今までの俺なら、気にもしていなかっただろうな。
いや、いないことも気づかなかったかもしれない。
それぐらい、周囲に興味が無かった。
でも、ミミと出会い、そしてミミを愛してから、よく周りも見えるようになった。
「それこそ前は私が女ってことも知らなかったぐらいだもんね。」
「うっ、そっそれは。」
「そんだけ自分でいっぱいいっぱいだった旦那様が、今は本当によく屋敷のこと見てるよね。それって奥様がとっても周りの人を見て、そしてとても愛してくれてるからだよね?」
「そうだな。ミミは屋敷の皆をとても愛している。そんなミミを愛おしいと思うし、なによりミミが愛しているものを俺も愛したいと思う。」
「ふふ、いいね。とっても。昔の旦那様は私、嫌いだったけど、今の旦那様は好きだよ。勿論、奥様、姉さんの次の次の次の次ぐらいだけど。」
「そりゃ、ありがとうな。」
「だから、そんな旦那様だから今は信頼してるし、ちゃんと、してくれるよね?」
「嗚呼、勿論。うちの奥様を悲しませた罪はじっくりと償ってもらおう。」
「はっは。楽しみだ。」
なんて顔で笑うんだ、ビィ。
一応、女の子なんだぞ?
お前。
そんな顔を見たら、ミミが悲しむぞ。
いや、でも俺もそんな顔なんだろうな。
「やぁ、こんにちは。いや、もう、こんばんはの時間かな?」
「一体、お前たちは!?」
「それはこちらの台詞だよ。一体、君たちはどこの誰で、何故、うちの大事な侍女を攫ってくれたのかな?詳しく教えて貰わないとな。」
にっこりと優しく笑ってやってるのに、何故、そんなに震えるかな?
ひと仕事終えて、ミミの元に帰れば、未だにエレナのやつ抱きついてやがる。
「旦那様。」
「離れろ、エレナ。」
「1番に言うことがそれとは。酷い旦那様ですね。」
「何を言う、お前のためにちゃんと話を聞いてきたというのに。」
「話?ですか?」
「嗚呼、エレナが本家から依頼されて必要とされていたのは、この情報だろう?」
今回の奴らは思った通り、ゴロツキの集まりで、特にあの国と直接関わりがあるもの達ではなかった。
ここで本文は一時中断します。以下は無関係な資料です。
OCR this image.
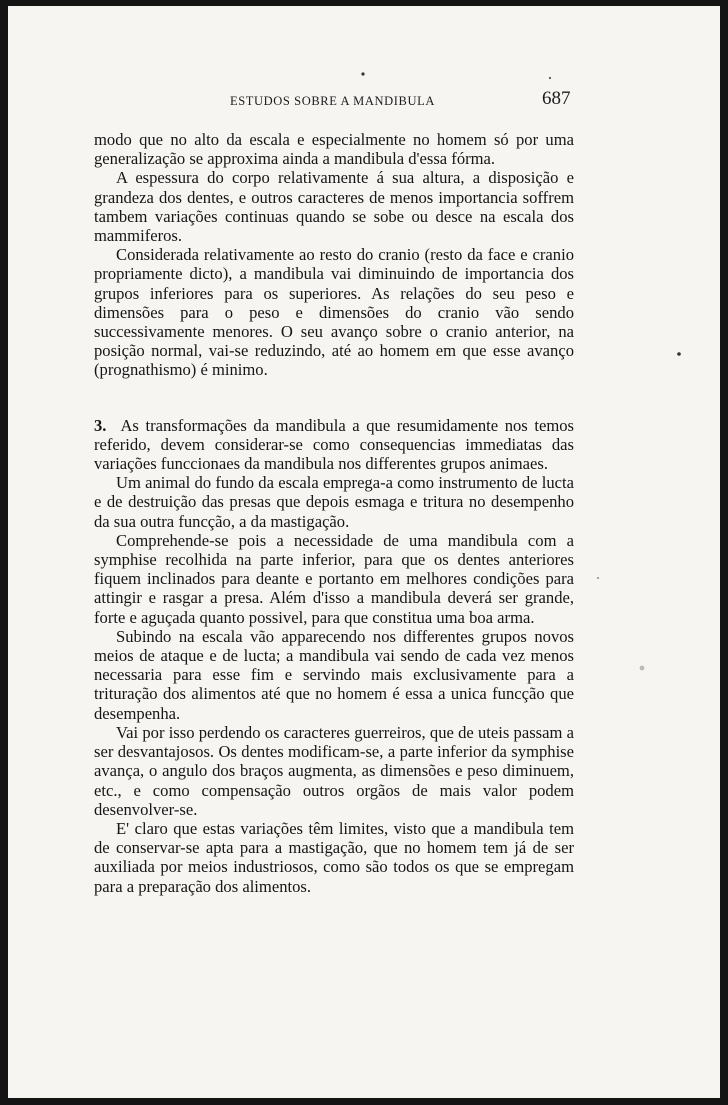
ESTUDOS SOBRE A MANDIBULA	687

modo que no alto da escala e especialmente no homem só por uma generalização se approxima ainda a mandibula d'essa fórma.

A espessura do corpo relativamente á sua altura, a disposição e grandeza dos dentes, e outros caracteres de menos importancia soffrem tambem variações continuas quando se sobe ou desce na escala dos mammiferos.

Considerada relativamente ao resto do cranio (resto da face e cranio propriamente dicto), a mandibula vai diminuindo de importancia dos grupos inferiores para os superiores. As relações do seu peso e dimensões para o peso e dimensões do cranio vão sendo successivamente menores. O seu avanço sobre o cranio anterior, na posição normal, vai-se reduzindo, até ao homem em que esse avanço (prognathismo) é minimo.

3. As transformações da mandibula a que resumidamente nos temos referido, devem considerar-se como consequencias immediatas das variações funccionaes da mandibula nos differentes grupos animaes.

Um animal do fundo da escala emprega-a como instrumento de lucta e de destruição das presas que depois esmaga e tritura no desempenho da sua outra funcção, a da mastigação.

Comprehende-se pois a necessidade de uma mandibula com a symphise recolhida na parte inferior, para que os dentes anteriores fiquem inclinados para deante e portanto em melhores condições para attingir e rasgar a presa. Além d'isso a mandibula deverá ser grande, forte e aguçada quanto possivel, para que constitua uma boa arma.

Subindo na escala vão apparecendo nos differentes grupos novos meios de ataque e de lucta; a mandibula vai sendo de cada vez menos necessaria para esse fim e servindo mais exclusivamente para a trituração dos alimentos até que no homem é essa a unica funcção que desempenha.

Vai por isso perdendo os caracteres guerreiros, que de uteis passam a ser desvantajosos. Os dentes modificam-se, a parte inferior da symphise avança, o angulo dos braços augmenta, as dimensões e peso diminuem, etc., e como compensação outros orgãos de mais valor podem desenvolver-se.

E' claro que estas variações têm limites, visto que a mandibula tem de conservar-se apta para a mastigação, que no homem tem já de ser auxiliada por meios industriosos, como são todos os que se empregam para a preparação dos alimentos.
金に困っていて、いい金儲けの話があると聞いて、集まったものたちだから、本当に末端の末端で、詳しいことも知らなかった。
「やっぱりそうですか。なんとなく、おかしいとは思ってました。あまりにも酷すぎる計画だったので。ただ、これが演技なのかもしれないという考えもあったので、まだそのままにしとく方がいいと思ってましたが。」
「一応の容姿だけを伝えられていたようだな。まだ大きく動くにはまだ確証が無かったから、末端を動かして様子を見ていた感じだな。」
「なるほど。なら、今回のこの動きは?伝わって?」
「いや、今回はまだ情報が行っていない。アイツらもコイツらを信頼してなかったようだな。だから、連絡を取る手段も与えていなかった。でも、今回コイツらを捕まえて分かったが、今、アイツらのような奴らが何グループも居るようだな。」
「そんな!」
「末端中の末端。トカゲの尻尾切りができるようになってる。そいつらを全部見つけて捕まえないと、今回みたいなことがまた起きるかもしれないな。いや、起きるだろう。」
「なっ、なら、止めないと!」
「嗚呼、だから今、殿下に連絡を取っている。この事はいち早く知らせているから、あちらで対策はとってくれているだろうな。それに、多分、エルビスがあちらの国にも伝えているだほうからな。あちらでも動きがあるんじゃないか?」
「叔父さんが!?」
「お前達と行動しなくなったのはその為だろう。」
「行動が早すぎる。」
「まぁ、今回のお前の誘拐の仕方を見て、直ぐに勘づいて動いたんだろう。慎重派なエレナとは違ってな。」
「はぁ。叔父さんにはまだまだ敵わないということか。」
「いや、これはエレナの性格だからな。仕方がないだろう。それに、今回のことに関しては、俺も色々と思うことがあるからな。とりあえずはエルビスをそのままにしているが、父上に話して、エルビスがそちらに向かったらそのままこっちに返してもらうようにしている。」
「えっ?」
「エレナも言いたいことがあるだろう?」
「えぇ、そうですね。言いたいことは沢山、ありますね。」
おぉ、笑顔が怖い怖い。
エルビス、お前の姪は相当ご立腹だぞ。
覚悟しておけ。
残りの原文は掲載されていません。